With lucrative fish farming now widespread in Atlantic Canada, the coast of Maine, northern Europe and Chile, however, the industry has become increasingly controversial. Sea lice is the problem off British Columbia and in some areas of northern Europe, but a dispute over infectious salmon anemia is the central issue off the Maine and Canadian Atlantic coast, while the escape of penned salmon is key in Chile, where salmon are an aggressive invasive species.
As the world’s population expands, authorities in the United States and abroad have promoted aquaculture as a way to sustain current levels of fish consumption. Last month, the U.N. Food and Agriculture Organization issued a statement suggesting the global seafood supply would have to increase by 37 million metric tons in order to satisfy the growing demand, and much of it will have to be farmed.

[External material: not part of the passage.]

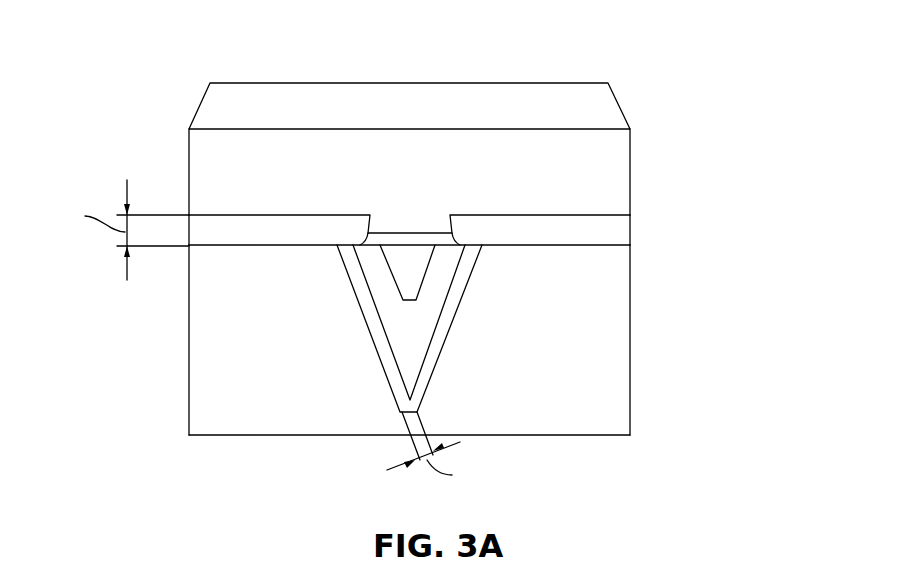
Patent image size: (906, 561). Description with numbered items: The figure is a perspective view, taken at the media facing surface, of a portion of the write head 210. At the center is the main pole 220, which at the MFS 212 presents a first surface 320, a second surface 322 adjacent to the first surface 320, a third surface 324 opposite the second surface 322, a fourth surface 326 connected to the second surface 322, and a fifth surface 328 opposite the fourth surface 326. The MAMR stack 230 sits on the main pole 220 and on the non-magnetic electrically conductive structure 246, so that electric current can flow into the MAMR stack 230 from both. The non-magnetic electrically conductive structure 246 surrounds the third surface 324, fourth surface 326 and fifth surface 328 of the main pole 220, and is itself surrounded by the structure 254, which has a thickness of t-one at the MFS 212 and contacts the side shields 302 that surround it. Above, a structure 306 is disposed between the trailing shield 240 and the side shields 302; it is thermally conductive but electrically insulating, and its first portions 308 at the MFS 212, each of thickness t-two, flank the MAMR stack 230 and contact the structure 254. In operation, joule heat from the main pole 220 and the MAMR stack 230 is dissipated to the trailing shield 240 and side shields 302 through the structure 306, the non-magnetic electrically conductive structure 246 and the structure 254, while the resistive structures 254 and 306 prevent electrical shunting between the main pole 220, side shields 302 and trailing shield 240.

Fish farming in British Columbia, for example, is aimed more at meeting America’s seafood needs than Canada’s. The region exports roughly 80 percent of its farmed salmon, and of that amount, nearly 90 percent heads to West Coast cities. Washington state imported 45,000 tons of farmed salmon last year.
Sea lice are naturally-occurring parasites that attach themselves to wild salmon in the open ocean and feed on skin and muscle tissue. They thrive in open-net salmon farms because the fish are crowded together. Adult salmon can generally live with the lice, but wild juveniles migrating out to sea are particularly vulnerable because they are small and thin-skinned.
“In the natural system, the youngest salmon are not exposed to sea lice because the adult salmon that carry the parasite are offshore,” study co-author Alexandra Morton, who directs the Salmon Coast Field Station in the Broughton Archipelago. “But fish farms cause a deadly collision between the vulnerable young salmon and sea lice. They are not equipped to survive this, and they don’t.”
Daniel Pauly, who directs the University of British Columbia’s Fisheries Centre and was not involved in the study, said in an interview that he went into the archipelago with Morton a few years ago and collected 20 to 30 juvenile pink salmon, all of which were infected.
“It was like ‘Alien,’ ” he recalled, referring to the movie in which an alien creature infiltrates its victims’ bodies before killing them. “They were destined to die.”
Critics of current aquaculture practices in coastal areas generally propose two possible remedies: building enclosed holding tanks that would not allow disease, parasites and salmon to escape, and placing open-net farms much further out at sea so that vulnerable young salmon would not be harmed and sensitive shallow waters would not be polluted by the waste from millions of farmed fish. Both alternatives, however, would increase costs.